Il aimait, et le faisait presque sans y penser – mais non sans le désirer – soulever, encourager, enthousiasmer les âmes… et la moindre de ses paroles parlait au cœur en donnant le désir de devenir meilleur et de mieux aimer.
Car il ne prêchait que les réalités supérieures, le plus belles et les plus exaltantes, celles qui mettent au cœur l’espérance et le désir d’aimer, offertes aux plus misérables et aux plus petits.
Il prêchait la lumière… celle de Noël et celle de Pâques.
Il prêchait Jésus-Christ, candeur de la lumière éternelle.
Il prêchait l’Hostie, la Messe, la grâce.
Il prêchait Jésus crucifié, les rigueurs de la foi, les exigences de la charité.
Il prêchait, comme saint Paul, Jésus ressuscité et les promesses des Béatitudes.
Il prêchait l’espérance, la paix et la joie inhérentes aux belles et saintes batailles.
Et il prêchait, bien sûr, la Vierge Immaculée, ne cessant d’égrener la litanie de ses apparitions et de ses grâces…
Nous savons que, enfant, il avait été confié par sa mère à la protection de la Vierge Marie. Et cette candeur est, sans aucun doute, un don spécial de la Vierge Immaculée. C’est elle qui, à Rome en plein été, avait recouvert l’Esquilin d’une neige estivale pour indiquer où devait demeurer son Fils.
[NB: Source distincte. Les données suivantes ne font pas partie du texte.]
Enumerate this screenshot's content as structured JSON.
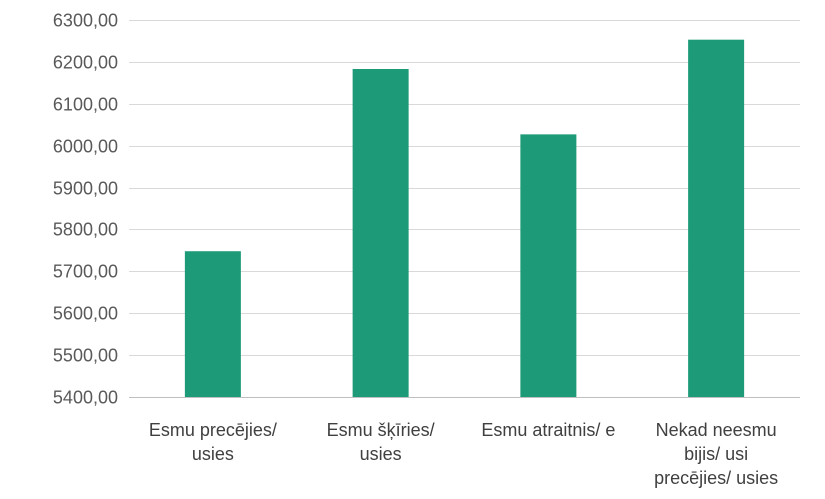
{
  "chart_data": {
    "type": "bar",
    "title": "",
    "xlabel": "",
    "ylabel": "",
    "categories": [
      [
        "Esmu precējies/",
        "usies"
      ],
      [
        "Esmu šķīries/",
        "usies"
      ],
      [
        "Esmu atraitnis/ e"
      ],
      [
        "Nekad neesmu",
        "bijis/ usi",
        "precējies/ usies"
      ]
    ],
    "values": [
      5748,
      6183,
      6027,
      6253
    ],
    "ylim": [
      5400,
      6300
    ],
    "yticks": [
      5400,
      5500,
      5600,
      5700,
      5800,
      5900,
      6000,
      6100,
      6200,
      6300
    ],
    "ytick_labels": [
      "5400,00",
      "5500,00",
      "5600,00",
      "5700,00",
      "5800,00",
      "5900,00",
      "6000,00",
      "6100,00",
      "6200,00",
      "6300,00"
    ],
    "grid": true,
    "legend": false,
    "colors": {
      "bar": "#1d9a78",
      "grid": "#d9d9d9",
      "axis": "#bfbfbf"
    }
  }
}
Ainsi, c’est elle encore qui avait répandu dans l’âme du Père un peu de sa propre candeur. Et c’est pourquoi la parole du Père ne savait faire autre chose que répandre cette même candeur sur les âmes qui venaient à lui pour trouver lumière, force et joie.
Pour mieux connaître les écrits et la pensée du Père de Chivré, rendez-vous sur le site de l’Association du Révérend Père de Chivré.
- Au moment où cet article est publié sur La Porte Latine, il y a 40 ans que le R. P. de Chivré est décédé, le 14 juillet 1984[↩]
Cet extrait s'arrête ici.